In Friends’ Provident Life Office v British Railways Board [1995]
EGCS 140 (shortly to be reported in Estates Gazette) the defendants, as
original tenants, were being sued for arrears accrued by an assignee. They were
resisting liability on the basis that the lease had been substantially varied
by the assignee and that this released them from their obligations. At first
instance the defendants were successful, since the judge accepted their
argument that the variations to the lease had effected a deemed surrender and
regrant and that the original tenants’ lease had thus come to an end. This
ruling was now being challenged by the landlords.
The first
question examined by the Court of Appeal was whether the variations brought
about a surrender and regrant. The changes which had been agreed by the
landlords and the assignees were unquestionably substantial. The terms of the
original letting were appropriate for the use of the premises for its own
purposes by a single occupying tenant company. The assignees wished to sublet
the property in parts to short-term occupiers. Accordingly, both the level of
the base for calculating the rent were altered; furthermore, the alienation and
user clauses were also redrafted in order to accommodate the assignees’ needs.
Despite
their magnitude, the Court of Appeal agreed with the landlords that these
changes did not trigger a deemed surrender and regrant. Having examined the
authorities, Beldam LJ was quite satisfied that these supported the view that
only changes to the estate had this effect. Thus, a variation which
extends the term, or one which increases the physical extent of the demised
premises will always bring about a surrender and regrant irrespective of the
intention of the parties. Other changes, such as those in the present case,
can be regarded merely as variations to an existing lease, if this is what the
parties intend. In particular, the court specifically rejected the tenants’

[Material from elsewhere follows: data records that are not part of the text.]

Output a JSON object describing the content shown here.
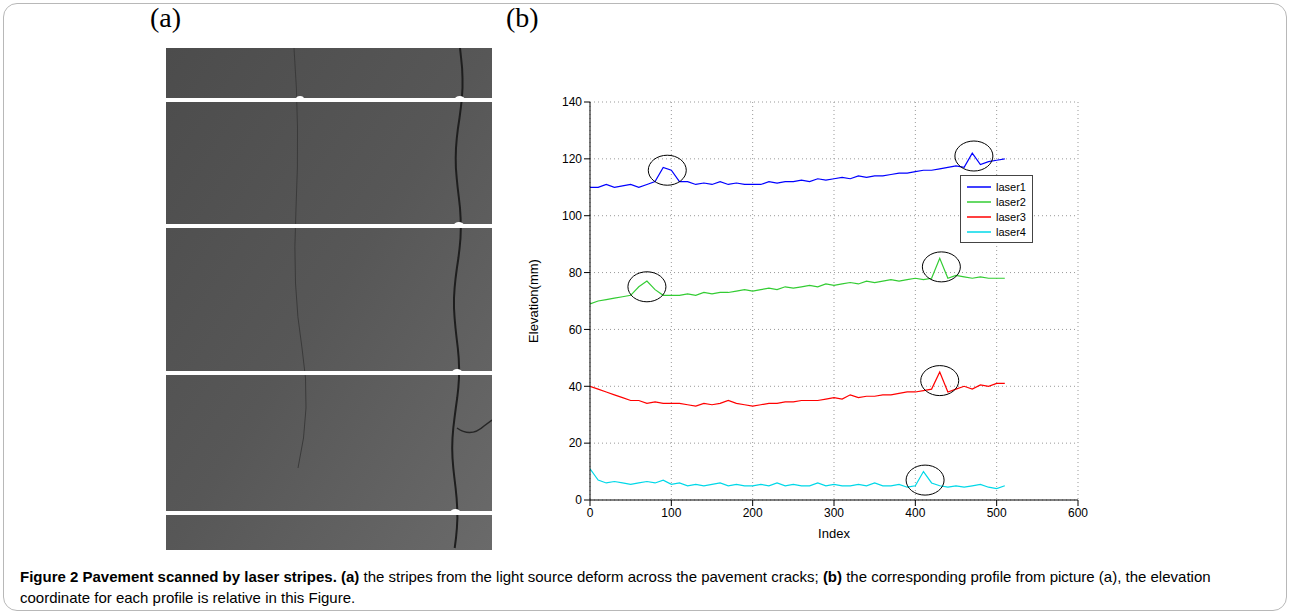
{
  "panels": {
    "a": {
      "label": "(a)"
    },
    "b": {
      "label": "(b)"
    }
  },
  "caption": {
    "title": "Figure 2 Pavement scanned by laser stripes.",
    "items": [
      {
        "label": "(a)",
        "text": "the stripes from the light source deform across the pavement cracks;"
      },
      {
        "label": "(b)",
        "text": "the corresponding profile from picture (a), the elevation coordinate for each profile is relative in this Figure."
      }
    ]
  },
  "chart_data": {
    "type": "line",
    "x_label": "Index",
    "y_label": "Elevation(mm)",
    "grid": true,
    "legend": "upper right",
    "xlim": [
      0,
      600
    ],
    "xticks": [
      0,
      100,
      200,
      300,
      400,
      500,
      600
    ],
    "ylim": [
      0,
      140
    ],
    "yticks": [
      0,
      20,
      40,
      60,
      80,
      100,
      120,
      140
    ],
    "x": [
      0,
      10,
      20,
      30,
      40,
      50,
      60,
      70,
      80,
      90,
      100,
      110,
      120,
      130,
      140,
      150,
      160,
      170,
      180,
      190,
      200,
      210,
      220,
      230,
      240,
      250,
      260,
      270,
      280,
      290,
      300,
      310,
      320,
      330,
      340,
      350,
      360,
      370,
      380,
      390,
      400,
      410,
      420,
      430,
      440,
      450,
      460,
      470,
      480,
      490,
      500,
      510
    ],
    "series": [
      {
        "name": "laser1",
        "color": "#0000ff",
        "values": [
          110,
          110,
          111,
          110,
          110.5,
          111,
          110,
          111,
          112,
          117,
          116,
          112,
          112,
          111,
          111.5,
          111,
          112,
          111,
          111.5,
          111,
          111,
          111,
          112,
          111.5,
          112,
          112,
          112.5,
          112,
          113,
          112.5,
          113,
          113.5,
          113,
          114,
          113.5,
          114,
          114,
          114.5,
          115,
          115,
          115.5,
          116,
          116,
          116.5,
          117,
          117.5,
          117,
          122,
          118,
          119,
          119.5,
          120
        ]
      },
      {
        "name": "laser2",
        "color": "#33cc33",
        "values": [
          69,
          70,
          70.5,
          71,
          71.5,
          72,
          75,
          77,
          74,
          72,
          72,
          72,
          72.5,
          72,
          73,
          72.5,
          73,
          73,
          73.5,
          74,
          73.5,
          74,
          74.5,
          74,
          75,
          74.5,
          75,
          75.5,
          75,
          76,
          75.5,
          76,
          76.5,
          76,
          77,
          76.5,
          77,
          77.5,
          77,
          77.5,
          78,
          77.5,
          78,
          85,
          78,
          79,
          78.5,
          78,
          78.5,
          78,
          78,
          78
        ]
      },
      {
        "name": "laser3",
        "color": "#ff0000",
        "values": [
          40,
          39,
          38,
          37,
          36,
          35,
          35,
          34,
          34.5,
          34,
          34,
          34,
          33.5,
          33,
          34,
          33.5,
          34,
          35,
          34,
          33.5,
          33,
          33.5,
          34,
          34,
          34.5,
          34.5,
          35,
          35,
          35,
          35.5,
          36,
          35.5,
          37,
          36,
          36.5,
          36.5,
          37,
          37,
          37.5,
          38,
          38,
          38.5,
          39,
          45,
          38,
          39,
          40,
          39,
          40.5,
          40,
          41,
          41
        ]
      },
      {
        "name": "laser4",
        "color": "#00d8e8",
        "values": [
          11,
          7,
          6,
          6.5,
          6,
          5.5,
          6,
          6.5,
          6,
          7,
          5.5,
          6,
          5,
          5.5,
          5,
          5.5,
          6,
          5,
          5.5,
          5,
          5,
          5.5,
          5,
          6,
          5,
          5.5,
          5,
          5,
          6,
          5,
          5.5,
          5,
          5,
          5.5,
          5,
          6,
          5,
          5,
          5.5,
          4.5,
          5,
          10,
          6,
          5,
          4.5,
          5,
          4.5,
          5,
          5.5,
          4.5,
          4,
          5
        ]
      }
    ],
    "circles": [
      {
        "x": 95,
        "y": 116
      },
      {
        "x": 472,
        "y": 121
      },
      {
        "x": 70,
        "y": 75
      },
      {
        "x": 432,
        "y": 82
      },
      {
        "x": 430,
        "y": 42
      },
      {
        "x": 412,
        "y": 7
      }
    ]
  }
}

argument that an alteration to the rent amounts to a change to the estate,
noting that it had just come to a similar conclusion in JW Childers Trustees
v Anker [1995] EGCS 116 (shortly to be reported in Estates Gazette).
The court
then turned to the vital question of whether the variations agreed by the
assignees bound the original tenants. Noting Patrick McLoughlin’s criticisms of
the judgment in Centrovincial, the court agreed that Harman
misunderstood the decision in Baynton. The earlier case had not decided
that an original tenant is bound by alterations agreed by an assignee; it had
decided that an original tenant remained bound by his contract despite the
subsequent variations. The conventional distinction between the contractual
obligations created by a lease and the estate to which it also gives rise has
been reasserted by the House of Lords in City of London Corporation v
Fell [1993] 2 EGLR 131 and, on this basis, the Court of Appeal had little
difficulty in concluding that the obligations accepted by an original tenant in
his contract cannot be varied by a subsequent agreement made by the
landlord with an assignee.
This
conclusion meant that the original tenants must necessarily be released from
that old liability as well. This was rejected by the court; in the absence of a
clear intention to release the assignees, the variation must be taken merely to
substitute a new figure. Accordingly, the original tenants were liable to the
landlords for arrears calculated at the original level.
The Friends’
Provident case is of obvious important for two reasons. First, it confirms
that the circumstances in which the law will deem a surrender and regrant are
few (an area of the law which will be carefully scrutinised by tenants wishing
to take advantage of the new privity regime), Second, it brings about, for
leases which have already been varied, much the same changes wrought by section
18 of the 1995 Act for post-1995 variations.